Shu Shen, University of California at Davis
Instrumental variable models with repeated endogenous treatments are popular in empirical research. This paper shows that if treatment effect dynamics is present and external instruments are serially correlated, the current empirical approaches adopted in the literature is invalid. Using the proposed new model and semi-parametric approach, we find strong evidence of path-dependency in the contemporaneous impact of increased Chinese import competition on U.S.\ manufacturing employment. Specifically, the trade shock an industry received over 1991-1999 monotonically magnifies the negative impact of the 1999-2011 trade shock. The magnifying effect is mild initially but soars after the 1991-1999 import exposure passes a certain threshold.
"Risk and Monetary Policy in a Data-Rich Model"
Molin Zhong, Board of Governors of the Federal Reserve System
In this paper, we quantify the role of financial conditions and U.S. monetary policy in shaping risk measures associated with a large set of economic indicators. Specifically, we estimate a factor augmented VAR model with endogenous stochastic volatility and isolate U.S. financial and monetary policy shocks. We find substantial heterogeneity in how risk evolves over the business cycle both across economic indicators and across sectors of the economy. Furthermore, preliminary findings reveal that monetary policy can help reduce downside risks. Co-authors: Dario Caldara and Haroon Mumtaz.

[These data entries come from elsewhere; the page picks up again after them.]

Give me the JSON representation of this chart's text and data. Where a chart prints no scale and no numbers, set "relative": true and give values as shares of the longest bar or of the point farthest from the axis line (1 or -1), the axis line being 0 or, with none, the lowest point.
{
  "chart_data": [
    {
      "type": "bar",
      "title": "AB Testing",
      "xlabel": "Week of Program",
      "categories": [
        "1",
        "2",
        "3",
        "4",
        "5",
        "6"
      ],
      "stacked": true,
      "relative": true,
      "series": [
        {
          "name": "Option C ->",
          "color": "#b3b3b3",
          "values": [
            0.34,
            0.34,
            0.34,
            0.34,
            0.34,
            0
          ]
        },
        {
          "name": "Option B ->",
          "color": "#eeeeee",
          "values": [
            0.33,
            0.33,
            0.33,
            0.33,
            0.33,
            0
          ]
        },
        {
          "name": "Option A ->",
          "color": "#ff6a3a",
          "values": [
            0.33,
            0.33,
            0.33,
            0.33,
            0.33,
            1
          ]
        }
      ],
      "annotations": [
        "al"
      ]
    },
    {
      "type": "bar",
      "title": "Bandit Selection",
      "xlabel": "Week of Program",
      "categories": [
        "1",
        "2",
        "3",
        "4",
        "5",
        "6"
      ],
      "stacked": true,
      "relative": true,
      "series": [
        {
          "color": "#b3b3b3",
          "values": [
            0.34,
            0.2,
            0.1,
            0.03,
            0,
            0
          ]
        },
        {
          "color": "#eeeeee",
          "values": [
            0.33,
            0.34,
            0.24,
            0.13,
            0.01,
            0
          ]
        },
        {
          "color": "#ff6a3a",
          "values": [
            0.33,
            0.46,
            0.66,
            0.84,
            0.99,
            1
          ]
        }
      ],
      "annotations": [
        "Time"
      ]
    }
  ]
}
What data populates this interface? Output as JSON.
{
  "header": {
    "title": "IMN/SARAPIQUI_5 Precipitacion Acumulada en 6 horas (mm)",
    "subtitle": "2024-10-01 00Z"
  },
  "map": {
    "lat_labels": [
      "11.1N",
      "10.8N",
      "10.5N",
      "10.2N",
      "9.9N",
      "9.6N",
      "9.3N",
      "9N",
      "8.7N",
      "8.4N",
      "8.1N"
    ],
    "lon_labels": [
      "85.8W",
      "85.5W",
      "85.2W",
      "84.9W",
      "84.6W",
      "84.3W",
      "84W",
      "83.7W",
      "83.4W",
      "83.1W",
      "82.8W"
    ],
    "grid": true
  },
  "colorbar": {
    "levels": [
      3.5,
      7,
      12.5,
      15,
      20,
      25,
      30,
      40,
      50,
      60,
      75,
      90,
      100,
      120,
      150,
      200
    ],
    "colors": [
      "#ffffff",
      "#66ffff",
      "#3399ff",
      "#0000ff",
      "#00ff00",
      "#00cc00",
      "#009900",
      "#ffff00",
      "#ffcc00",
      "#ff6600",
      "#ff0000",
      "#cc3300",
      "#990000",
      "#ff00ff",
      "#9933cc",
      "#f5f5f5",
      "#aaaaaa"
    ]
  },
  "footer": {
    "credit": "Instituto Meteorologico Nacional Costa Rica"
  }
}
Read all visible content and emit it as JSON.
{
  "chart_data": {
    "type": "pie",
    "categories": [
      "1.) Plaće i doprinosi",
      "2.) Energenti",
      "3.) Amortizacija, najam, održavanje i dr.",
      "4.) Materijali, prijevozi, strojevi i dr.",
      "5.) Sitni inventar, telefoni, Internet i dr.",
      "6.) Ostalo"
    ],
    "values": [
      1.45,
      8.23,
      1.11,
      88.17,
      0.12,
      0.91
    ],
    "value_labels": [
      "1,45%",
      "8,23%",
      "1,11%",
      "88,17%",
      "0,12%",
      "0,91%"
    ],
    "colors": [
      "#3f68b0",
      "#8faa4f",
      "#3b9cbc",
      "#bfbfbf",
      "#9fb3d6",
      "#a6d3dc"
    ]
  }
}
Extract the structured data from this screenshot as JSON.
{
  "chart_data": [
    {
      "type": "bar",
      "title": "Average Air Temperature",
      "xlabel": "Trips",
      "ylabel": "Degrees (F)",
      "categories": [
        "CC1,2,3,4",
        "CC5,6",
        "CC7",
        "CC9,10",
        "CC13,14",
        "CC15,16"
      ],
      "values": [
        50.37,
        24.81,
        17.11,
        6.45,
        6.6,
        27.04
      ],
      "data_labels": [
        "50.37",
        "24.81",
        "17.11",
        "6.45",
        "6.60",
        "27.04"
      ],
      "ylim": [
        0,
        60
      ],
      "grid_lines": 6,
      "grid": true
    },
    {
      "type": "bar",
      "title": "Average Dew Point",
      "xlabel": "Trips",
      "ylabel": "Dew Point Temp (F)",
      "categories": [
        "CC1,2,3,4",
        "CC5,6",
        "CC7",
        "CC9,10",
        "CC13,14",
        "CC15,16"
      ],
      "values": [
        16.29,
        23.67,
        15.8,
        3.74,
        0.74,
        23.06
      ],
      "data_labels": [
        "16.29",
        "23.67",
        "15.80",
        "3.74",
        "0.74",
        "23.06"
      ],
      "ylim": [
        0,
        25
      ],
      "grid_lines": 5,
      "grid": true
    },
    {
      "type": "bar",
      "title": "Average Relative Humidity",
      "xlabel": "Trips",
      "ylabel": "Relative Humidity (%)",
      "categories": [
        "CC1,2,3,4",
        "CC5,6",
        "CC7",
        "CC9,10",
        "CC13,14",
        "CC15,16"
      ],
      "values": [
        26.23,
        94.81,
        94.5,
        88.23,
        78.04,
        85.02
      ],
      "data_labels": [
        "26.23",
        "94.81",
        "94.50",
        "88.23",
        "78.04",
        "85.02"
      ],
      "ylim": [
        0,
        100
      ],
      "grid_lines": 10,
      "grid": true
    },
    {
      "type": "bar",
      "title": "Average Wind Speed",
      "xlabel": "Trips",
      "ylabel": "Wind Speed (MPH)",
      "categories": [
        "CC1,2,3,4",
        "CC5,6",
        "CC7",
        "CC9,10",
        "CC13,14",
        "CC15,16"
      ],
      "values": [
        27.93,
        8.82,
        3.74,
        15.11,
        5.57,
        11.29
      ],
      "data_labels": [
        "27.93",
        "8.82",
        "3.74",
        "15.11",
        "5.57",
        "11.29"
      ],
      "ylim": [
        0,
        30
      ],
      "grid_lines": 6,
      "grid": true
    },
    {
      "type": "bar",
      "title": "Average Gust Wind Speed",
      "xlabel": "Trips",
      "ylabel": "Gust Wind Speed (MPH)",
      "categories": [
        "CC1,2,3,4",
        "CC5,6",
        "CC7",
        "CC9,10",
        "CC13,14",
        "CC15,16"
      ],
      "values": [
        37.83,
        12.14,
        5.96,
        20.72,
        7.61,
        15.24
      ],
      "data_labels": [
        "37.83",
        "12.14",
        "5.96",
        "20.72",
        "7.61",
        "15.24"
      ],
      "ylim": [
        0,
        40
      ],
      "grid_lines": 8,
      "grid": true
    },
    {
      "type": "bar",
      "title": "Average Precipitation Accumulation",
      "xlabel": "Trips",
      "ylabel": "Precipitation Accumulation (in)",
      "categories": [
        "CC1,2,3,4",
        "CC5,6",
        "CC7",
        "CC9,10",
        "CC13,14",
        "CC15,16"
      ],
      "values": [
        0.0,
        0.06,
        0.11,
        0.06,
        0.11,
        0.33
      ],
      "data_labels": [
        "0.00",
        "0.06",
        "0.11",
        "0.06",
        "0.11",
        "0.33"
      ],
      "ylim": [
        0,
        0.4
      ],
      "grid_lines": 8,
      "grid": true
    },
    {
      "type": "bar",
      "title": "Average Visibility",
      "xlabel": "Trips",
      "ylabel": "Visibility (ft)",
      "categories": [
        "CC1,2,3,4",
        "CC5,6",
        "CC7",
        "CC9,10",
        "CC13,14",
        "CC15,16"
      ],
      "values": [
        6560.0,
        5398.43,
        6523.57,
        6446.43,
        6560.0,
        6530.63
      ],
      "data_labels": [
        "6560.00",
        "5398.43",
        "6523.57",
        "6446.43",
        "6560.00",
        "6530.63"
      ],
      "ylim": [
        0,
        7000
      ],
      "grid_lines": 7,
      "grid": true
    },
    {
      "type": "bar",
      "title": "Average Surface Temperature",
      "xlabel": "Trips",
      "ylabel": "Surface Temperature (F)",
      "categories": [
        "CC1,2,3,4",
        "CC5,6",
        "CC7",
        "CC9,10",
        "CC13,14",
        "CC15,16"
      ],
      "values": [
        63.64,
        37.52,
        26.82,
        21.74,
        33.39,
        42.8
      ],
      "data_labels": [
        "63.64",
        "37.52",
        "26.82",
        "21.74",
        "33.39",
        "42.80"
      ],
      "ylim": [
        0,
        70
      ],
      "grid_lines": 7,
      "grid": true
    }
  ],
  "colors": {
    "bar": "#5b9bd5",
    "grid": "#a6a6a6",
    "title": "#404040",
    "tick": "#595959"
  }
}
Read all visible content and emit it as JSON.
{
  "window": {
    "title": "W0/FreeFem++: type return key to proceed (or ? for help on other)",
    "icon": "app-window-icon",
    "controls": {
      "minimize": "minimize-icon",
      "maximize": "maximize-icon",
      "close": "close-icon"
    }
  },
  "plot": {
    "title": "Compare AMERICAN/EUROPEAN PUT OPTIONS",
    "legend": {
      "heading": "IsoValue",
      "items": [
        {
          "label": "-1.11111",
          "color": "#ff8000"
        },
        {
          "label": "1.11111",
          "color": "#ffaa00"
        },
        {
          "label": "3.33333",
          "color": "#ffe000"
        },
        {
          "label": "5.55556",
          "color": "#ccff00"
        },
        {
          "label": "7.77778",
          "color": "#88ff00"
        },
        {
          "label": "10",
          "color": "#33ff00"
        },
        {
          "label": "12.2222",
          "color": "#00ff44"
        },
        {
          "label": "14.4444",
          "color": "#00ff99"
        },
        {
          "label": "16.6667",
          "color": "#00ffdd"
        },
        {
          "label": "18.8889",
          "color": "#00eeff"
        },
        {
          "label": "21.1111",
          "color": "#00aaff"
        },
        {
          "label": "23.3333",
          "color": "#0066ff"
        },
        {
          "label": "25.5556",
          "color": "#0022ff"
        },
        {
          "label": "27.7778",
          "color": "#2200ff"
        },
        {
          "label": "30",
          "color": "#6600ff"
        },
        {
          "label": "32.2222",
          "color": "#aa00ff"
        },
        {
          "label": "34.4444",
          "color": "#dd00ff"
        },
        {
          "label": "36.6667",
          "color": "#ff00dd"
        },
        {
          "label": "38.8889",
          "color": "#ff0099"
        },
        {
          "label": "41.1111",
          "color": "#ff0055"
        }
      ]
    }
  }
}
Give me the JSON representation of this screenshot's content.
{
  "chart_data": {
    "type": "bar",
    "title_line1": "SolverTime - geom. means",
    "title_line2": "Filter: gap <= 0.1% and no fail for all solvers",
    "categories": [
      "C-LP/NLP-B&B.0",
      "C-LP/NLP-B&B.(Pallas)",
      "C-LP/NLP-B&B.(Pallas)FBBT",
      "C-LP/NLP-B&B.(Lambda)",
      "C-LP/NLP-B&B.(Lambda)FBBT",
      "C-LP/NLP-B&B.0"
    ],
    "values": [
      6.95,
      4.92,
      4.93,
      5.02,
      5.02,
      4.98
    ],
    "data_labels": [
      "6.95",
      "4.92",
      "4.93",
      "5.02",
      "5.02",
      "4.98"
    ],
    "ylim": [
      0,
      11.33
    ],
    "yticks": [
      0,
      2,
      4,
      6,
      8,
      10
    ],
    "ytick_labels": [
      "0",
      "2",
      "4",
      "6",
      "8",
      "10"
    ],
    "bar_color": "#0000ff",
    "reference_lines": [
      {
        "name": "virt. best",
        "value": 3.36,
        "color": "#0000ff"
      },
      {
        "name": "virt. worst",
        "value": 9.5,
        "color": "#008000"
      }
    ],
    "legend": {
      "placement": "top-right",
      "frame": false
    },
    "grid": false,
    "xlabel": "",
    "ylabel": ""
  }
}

"Structurally Interpreting Mis-specified Long-run Recursive Vector Autoregressions"
John Keating, University of Kansas
Recursive empirical models are easy to estimate but are often and for good reason considered mis-specified. Consequently, these models may seem incapable of yielding useful information about economic structure. However, this paper proves long-run recursive models used to identify vector autoregressions that are indeed mis-specified may still be informative about features of a structure. This is possible under weaker assumptions than would be necessary to consistently estimate a structure. This paper shows that approaches taken in some existing work generalize to reduced-form time series model of arbitrary size. Specifically, parameters from a general linear structure with an arbitrary number of endogenous variables are mapped into coefficients of a long-run recursive VAR model. The long-run and dynamic effects of shocks in the long-run recursive model each are specific functions of particular structural parameters. Given assumptions about signs of some of these structural parameters, a long-run recursive model's estimates may in fact be used to infer the sign of some other structural effect. Specific examples illustrate ways the general results can be used.